Сколь часто мы делаем что-то, говорим о чем-то совершенно не задумываясь. Слова вылетают словно без нашего участия, жест происходит будто сам по себе. Люди не осознают их. Да и что осознавать, мало ли что скажется или сделается – просто так, по неведению, на автопилоте…

Но оказывается, следить за словами, контролировать жесты и детали поведения стоит. Недаром же раньше существовало множество поверий, по которым не следовало говорить определенные слова («чтоб тебя черт побрал», «поди ты к лешему», «дьявол тебя забери» и прочее), запрещалось бросать вслед уходящему мусор (выметать из избы), кидать на дорогу колья и веревки. Конечно, мы, образованные люди ХХI века, сочтем все это допотопными приметами, посмеемся над «глупыми предками» и… будем явно не правы. Конечно, не каждое сказанное слово как лыко в строку, но ведь слова обычно облекаются в дела. Да что говорить – слова имеют обыкновение сбываться, даже если они случайны…

Чаще всего слова-предчувствия и жесты-символы встречаются в рубежные периоды. И случаются они даже не у ясновидящих пророков, а у простых у людей, далеких от мистического взгляда на жизнь. И уж никто из них не претендует на звание предсказателей.

Легендарный Александр Вертинский, поэт-композитор и певец-актер, выступал на заре ХХ века под маской поэтического Пьеро. Как известно, этот грустный персонаж был старинным героем итальянской комедии дель арте. Правда, со времен Возрождения, когда возник этот герой, он претерпел уже множество изменений. Вот и молодой певец Вертинский мыслил его как альтер эго поэтической души, не понимаемой сытой буржуазной публикой, неким отверженным духа посреди пира пошлости.

Но в концертах Вертинский всегда следовал старинной традиции – костюм его Пьеро состоял, как полагалось в веках, из белоснежной атласной куртки свободного покроя, белой шапочки и конечно же белого шелкового плаща. Зрители, особо зрительницы, были в восторге от такой элегантности. Александра Николаевича даже прозвали «белым романтиком».
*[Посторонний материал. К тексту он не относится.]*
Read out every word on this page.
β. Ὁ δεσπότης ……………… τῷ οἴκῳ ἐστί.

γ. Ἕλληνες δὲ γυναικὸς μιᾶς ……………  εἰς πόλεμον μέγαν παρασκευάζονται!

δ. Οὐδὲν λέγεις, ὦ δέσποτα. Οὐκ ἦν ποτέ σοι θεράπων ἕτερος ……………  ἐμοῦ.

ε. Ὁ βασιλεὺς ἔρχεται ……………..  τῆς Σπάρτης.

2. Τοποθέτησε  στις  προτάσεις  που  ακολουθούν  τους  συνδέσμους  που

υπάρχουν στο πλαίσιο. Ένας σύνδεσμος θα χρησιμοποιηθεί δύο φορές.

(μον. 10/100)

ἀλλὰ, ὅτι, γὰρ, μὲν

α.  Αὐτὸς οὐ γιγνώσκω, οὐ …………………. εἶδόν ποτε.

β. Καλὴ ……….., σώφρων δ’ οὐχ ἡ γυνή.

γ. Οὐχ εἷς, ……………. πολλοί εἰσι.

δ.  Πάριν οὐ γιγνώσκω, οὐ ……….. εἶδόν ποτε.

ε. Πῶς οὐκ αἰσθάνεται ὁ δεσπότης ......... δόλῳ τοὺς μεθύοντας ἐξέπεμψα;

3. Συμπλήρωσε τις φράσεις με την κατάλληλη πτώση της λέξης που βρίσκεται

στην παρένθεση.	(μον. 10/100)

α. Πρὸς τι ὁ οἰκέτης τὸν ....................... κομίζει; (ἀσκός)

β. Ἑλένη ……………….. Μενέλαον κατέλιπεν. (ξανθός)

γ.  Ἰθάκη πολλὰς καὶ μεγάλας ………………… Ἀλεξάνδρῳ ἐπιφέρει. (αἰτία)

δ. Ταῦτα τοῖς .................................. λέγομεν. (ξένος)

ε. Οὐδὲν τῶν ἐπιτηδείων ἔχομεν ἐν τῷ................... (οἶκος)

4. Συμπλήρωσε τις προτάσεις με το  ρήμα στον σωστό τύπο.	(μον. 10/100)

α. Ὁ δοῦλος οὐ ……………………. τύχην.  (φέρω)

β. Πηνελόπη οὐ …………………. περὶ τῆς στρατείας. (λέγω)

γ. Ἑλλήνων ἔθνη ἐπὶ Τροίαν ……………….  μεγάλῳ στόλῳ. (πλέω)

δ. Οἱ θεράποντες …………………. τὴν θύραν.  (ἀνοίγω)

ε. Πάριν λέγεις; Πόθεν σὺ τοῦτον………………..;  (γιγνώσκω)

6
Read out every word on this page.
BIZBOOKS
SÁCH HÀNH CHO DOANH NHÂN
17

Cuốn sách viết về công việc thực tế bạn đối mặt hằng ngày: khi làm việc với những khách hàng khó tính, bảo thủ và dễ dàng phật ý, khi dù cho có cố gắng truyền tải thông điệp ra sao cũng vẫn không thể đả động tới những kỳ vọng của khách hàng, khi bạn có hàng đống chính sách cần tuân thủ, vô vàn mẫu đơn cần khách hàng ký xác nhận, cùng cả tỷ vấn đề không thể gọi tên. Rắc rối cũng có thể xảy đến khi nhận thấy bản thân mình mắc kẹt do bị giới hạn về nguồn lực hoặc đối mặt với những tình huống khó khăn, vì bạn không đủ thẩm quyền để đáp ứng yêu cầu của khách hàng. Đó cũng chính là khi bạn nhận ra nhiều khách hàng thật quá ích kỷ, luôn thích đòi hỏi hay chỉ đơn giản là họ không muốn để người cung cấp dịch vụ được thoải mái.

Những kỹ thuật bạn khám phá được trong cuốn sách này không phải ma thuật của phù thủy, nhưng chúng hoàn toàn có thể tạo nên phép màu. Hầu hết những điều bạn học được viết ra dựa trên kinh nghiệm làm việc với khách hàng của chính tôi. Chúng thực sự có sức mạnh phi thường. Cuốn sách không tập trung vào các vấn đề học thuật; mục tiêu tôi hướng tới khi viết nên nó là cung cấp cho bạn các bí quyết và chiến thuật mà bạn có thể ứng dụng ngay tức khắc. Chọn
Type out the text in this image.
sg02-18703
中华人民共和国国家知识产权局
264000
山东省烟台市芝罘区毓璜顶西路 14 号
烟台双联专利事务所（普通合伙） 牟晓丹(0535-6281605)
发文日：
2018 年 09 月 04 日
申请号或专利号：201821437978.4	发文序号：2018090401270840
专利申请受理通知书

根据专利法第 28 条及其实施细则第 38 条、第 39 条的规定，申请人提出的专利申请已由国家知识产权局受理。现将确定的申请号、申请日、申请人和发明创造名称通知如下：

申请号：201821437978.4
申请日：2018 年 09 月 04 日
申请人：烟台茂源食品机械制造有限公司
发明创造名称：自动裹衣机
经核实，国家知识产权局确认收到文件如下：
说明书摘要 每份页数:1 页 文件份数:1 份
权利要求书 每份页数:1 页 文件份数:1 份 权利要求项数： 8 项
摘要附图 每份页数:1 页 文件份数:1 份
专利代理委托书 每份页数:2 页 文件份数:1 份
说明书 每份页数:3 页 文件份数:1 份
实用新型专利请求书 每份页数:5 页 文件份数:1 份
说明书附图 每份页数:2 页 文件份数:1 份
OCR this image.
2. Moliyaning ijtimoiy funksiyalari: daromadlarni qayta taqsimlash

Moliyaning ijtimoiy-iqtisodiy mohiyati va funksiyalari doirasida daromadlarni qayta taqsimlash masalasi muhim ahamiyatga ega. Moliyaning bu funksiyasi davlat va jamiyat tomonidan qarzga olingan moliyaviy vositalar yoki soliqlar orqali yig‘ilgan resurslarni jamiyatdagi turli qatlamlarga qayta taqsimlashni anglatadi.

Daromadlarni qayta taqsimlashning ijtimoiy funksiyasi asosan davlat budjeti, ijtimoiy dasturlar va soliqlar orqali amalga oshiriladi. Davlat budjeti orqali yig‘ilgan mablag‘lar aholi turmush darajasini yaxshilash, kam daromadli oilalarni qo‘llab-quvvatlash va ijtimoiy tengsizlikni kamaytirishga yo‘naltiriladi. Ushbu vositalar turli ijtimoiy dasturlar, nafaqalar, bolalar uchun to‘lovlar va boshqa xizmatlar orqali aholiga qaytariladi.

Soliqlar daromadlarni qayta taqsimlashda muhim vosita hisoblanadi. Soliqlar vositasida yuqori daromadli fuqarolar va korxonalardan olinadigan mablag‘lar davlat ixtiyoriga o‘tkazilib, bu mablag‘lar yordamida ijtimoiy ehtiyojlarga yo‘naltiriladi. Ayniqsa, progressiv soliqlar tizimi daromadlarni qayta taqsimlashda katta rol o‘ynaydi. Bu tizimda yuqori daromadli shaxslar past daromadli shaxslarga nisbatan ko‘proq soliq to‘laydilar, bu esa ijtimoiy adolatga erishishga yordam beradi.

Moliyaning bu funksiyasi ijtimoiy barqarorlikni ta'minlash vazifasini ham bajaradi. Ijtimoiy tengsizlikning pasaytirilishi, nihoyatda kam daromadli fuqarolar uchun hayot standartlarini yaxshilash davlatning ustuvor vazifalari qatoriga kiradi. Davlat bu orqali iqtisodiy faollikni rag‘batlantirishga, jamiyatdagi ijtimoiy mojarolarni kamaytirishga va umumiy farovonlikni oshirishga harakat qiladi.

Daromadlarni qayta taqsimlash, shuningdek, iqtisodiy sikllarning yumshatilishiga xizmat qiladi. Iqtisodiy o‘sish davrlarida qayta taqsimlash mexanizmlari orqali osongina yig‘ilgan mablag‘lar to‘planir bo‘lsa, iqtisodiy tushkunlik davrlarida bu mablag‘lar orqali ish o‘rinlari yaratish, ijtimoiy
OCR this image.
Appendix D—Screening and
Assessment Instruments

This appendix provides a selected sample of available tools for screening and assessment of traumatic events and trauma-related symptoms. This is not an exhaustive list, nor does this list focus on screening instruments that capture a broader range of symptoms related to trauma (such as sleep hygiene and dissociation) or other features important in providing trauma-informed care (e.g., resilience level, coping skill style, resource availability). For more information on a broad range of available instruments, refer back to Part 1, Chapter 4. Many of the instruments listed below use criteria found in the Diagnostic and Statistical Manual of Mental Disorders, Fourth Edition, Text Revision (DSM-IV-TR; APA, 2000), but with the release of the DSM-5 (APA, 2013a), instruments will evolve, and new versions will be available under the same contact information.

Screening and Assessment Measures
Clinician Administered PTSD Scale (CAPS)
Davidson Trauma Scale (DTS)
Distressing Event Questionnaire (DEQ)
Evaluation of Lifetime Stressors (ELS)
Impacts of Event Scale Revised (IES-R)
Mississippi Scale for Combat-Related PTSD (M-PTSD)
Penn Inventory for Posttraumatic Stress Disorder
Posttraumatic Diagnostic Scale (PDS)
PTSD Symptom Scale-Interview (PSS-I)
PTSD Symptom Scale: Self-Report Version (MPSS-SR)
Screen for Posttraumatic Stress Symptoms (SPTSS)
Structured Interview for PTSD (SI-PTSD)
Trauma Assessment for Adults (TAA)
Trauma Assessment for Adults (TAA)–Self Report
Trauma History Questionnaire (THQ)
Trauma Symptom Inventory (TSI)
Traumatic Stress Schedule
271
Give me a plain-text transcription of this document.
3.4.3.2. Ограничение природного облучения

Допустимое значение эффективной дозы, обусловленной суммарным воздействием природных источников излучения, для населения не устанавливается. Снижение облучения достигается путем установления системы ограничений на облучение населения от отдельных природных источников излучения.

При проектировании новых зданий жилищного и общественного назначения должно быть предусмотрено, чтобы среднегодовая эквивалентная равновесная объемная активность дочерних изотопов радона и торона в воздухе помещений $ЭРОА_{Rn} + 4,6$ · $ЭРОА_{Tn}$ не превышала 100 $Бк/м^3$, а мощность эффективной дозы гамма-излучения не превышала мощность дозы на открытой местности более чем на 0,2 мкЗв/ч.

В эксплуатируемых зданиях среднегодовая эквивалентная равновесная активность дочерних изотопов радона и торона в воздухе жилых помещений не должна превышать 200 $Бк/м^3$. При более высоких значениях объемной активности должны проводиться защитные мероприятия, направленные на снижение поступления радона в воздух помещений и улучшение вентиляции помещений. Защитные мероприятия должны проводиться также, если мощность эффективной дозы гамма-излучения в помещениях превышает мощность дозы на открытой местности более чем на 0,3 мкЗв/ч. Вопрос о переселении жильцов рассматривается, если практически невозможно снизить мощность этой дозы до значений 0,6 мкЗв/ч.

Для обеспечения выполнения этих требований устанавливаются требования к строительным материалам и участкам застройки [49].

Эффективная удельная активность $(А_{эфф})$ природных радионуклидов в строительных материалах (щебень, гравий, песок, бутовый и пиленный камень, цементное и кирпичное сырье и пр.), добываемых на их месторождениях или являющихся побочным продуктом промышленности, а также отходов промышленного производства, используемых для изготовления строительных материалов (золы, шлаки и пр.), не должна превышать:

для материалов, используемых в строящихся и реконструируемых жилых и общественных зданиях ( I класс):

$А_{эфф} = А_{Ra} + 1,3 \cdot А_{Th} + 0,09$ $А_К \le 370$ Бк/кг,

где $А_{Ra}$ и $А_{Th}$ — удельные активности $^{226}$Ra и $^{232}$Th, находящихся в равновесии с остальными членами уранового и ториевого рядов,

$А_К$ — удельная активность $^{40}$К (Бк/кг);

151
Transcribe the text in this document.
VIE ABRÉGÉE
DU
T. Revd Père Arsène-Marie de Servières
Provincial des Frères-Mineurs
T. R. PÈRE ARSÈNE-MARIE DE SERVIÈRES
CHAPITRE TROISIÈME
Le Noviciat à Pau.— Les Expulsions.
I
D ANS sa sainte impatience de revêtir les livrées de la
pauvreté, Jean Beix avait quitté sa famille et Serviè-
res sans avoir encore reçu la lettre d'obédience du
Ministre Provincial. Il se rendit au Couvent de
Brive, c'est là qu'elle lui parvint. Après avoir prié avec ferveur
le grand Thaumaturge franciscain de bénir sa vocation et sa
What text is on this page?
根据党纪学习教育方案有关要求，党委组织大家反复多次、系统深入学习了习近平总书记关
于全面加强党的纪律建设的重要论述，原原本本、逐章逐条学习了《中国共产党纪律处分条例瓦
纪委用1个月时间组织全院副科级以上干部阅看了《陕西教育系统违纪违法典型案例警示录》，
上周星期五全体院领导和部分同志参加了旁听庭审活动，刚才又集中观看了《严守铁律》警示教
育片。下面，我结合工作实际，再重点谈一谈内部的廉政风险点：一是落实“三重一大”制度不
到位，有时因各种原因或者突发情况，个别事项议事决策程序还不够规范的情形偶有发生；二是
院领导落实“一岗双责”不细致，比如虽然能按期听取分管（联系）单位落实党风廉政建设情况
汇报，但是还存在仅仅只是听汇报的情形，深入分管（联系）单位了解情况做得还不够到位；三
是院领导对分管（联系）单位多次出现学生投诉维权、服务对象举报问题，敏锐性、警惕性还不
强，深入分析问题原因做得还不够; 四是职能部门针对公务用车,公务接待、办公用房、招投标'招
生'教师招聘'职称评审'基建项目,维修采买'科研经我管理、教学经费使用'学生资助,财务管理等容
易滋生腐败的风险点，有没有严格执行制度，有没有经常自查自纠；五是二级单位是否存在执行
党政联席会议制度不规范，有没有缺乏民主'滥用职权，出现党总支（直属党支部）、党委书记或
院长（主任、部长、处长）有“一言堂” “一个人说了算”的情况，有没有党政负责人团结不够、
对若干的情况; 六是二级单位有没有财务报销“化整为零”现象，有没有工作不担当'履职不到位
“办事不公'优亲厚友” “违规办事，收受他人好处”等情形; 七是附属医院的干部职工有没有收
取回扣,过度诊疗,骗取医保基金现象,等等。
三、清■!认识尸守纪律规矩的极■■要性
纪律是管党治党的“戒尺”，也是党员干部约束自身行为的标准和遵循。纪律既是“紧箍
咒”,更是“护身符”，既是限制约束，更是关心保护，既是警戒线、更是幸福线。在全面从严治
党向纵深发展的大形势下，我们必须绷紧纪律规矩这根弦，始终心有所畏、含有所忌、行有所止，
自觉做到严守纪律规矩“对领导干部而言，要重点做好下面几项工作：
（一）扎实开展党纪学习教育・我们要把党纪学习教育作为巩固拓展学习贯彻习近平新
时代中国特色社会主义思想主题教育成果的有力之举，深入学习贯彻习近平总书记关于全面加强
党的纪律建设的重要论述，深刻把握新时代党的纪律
Вот только зрители ХХ века и не подозревали, что в те времена, когда возник грустный Пьеро, белый цвет считался цветом несчастья, даже траурные одежды были белыми. Но однажды, следуя какому-то мрачному наитию, Вертинский заказал точно такое же одеяние для своего Пьеро, но… черного цвета. Наверное, певец-актер решил, что сейчас именно черный цвет лучше подчеркнет грусть песен его Пьеро.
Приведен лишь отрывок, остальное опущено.